What should an integration architect recommend to fulfill the requirement?
- A . Build Batch Retry and Error Handling using BatchApexErrorEvent.
- B . Build Batch Retry and Error Handling in the Batch Apex job itself.
- C . Build Batch Retry and Error Handling in the middleware.
A
Explanation:
Resiliency in long-running Batch Apex processes is best achieved by utilizing modern, event-driven error handling frameworks provided by the Salesforce platform. The BatchApexErrorEvent is the architecturally recommended component for monitoring and responding to failures in Batch Apex jobs.
When a Batch Apex class implements the `Database.RaisesPlatformEvents` interface, the platform automatically publishes a BatchApexErrorEvent whenever an unhandled exception occurs during the execution of a batch. This event contains critical metadata, including the exception message, the stack trace, and the scope (the specific IDs of the records that were being processed when the failure occurred).
An Integration Architect should recommend building a Platform Event Trigger that subscribes to these error events.
This trigger can perform sophisticated error handling logic, such as:
* Logging the failure details into a custom "Integration Error" object for auditing.
* Initiating a retry logic by re-enqueuing only the failed records into a new batch job.
* Notifying administrators or external systems via an outbound call or email.

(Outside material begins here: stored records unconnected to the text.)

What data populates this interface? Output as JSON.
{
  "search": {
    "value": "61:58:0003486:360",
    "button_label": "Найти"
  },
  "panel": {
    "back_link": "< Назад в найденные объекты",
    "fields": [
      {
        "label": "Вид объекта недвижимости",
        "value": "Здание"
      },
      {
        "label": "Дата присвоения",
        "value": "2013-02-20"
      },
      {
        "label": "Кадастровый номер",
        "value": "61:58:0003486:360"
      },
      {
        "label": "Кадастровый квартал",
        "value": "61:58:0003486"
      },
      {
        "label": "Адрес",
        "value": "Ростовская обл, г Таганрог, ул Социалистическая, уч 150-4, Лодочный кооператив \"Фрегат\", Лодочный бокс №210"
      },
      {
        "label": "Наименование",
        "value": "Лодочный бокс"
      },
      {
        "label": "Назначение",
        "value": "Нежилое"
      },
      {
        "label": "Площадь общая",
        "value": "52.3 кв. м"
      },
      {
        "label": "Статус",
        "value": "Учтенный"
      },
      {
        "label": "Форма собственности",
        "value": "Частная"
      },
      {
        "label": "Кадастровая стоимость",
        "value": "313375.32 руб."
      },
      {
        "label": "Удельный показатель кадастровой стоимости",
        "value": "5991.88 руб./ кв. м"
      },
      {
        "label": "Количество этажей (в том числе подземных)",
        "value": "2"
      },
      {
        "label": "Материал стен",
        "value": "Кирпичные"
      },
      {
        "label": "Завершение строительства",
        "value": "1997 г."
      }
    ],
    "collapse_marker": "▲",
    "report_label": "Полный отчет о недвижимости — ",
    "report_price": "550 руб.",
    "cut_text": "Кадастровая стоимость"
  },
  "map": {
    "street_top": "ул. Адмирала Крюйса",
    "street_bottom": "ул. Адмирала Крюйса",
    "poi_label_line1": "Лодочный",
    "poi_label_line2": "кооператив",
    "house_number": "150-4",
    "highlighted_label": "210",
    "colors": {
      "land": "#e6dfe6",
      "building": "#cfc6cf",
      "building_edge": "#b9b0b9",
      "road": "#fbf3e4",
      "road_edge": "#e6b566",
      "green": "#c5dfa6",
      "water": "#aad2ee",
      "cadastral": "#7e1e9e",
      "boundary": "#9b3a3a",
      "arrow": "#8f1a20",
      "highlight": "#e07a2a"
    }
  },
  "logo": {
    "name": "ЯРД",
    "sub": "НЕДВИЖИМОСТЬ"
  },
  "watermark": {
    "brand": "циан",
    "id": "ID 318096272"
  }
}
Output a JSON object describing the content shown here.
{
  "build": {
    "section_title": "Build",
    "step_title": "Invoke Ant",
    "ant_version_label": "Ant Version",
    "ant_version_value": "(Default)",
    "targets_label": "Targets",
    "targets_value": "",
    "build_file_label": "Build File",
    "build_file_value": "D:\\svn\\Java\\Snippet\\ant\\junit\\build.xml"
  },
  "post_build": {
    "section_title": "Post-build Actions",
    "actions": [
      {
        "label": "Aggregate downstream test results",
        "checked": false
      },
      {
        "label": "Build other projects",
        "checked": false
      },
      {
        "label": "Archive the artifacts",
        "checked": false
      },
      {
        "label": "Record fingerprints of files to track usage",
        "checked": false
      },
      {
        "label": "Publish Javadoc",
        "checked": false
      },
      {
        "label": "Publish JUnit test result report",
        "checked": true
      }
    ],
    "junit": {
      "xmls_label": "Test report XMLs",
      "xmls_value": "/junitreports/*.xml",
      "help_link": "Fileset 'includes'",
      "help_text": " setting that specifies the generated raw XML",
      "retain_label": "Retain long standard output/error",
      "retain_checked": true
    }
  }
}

This approach is superior to Option B (internal handling) because unhandled exceptions often cause the entire batch transaction to roll back, potentially losing any error logging performed within the same scope. It is also more efficient than Option C (middleware), as it keeps the error recovery logic "close to the data," reducing the need for external systems to constantly poll for job status or parse complex logs. By using BatchApexErrorEvent, UC ensures a resilient, self-healing process that maintains the integrity of the invoice generation cycle.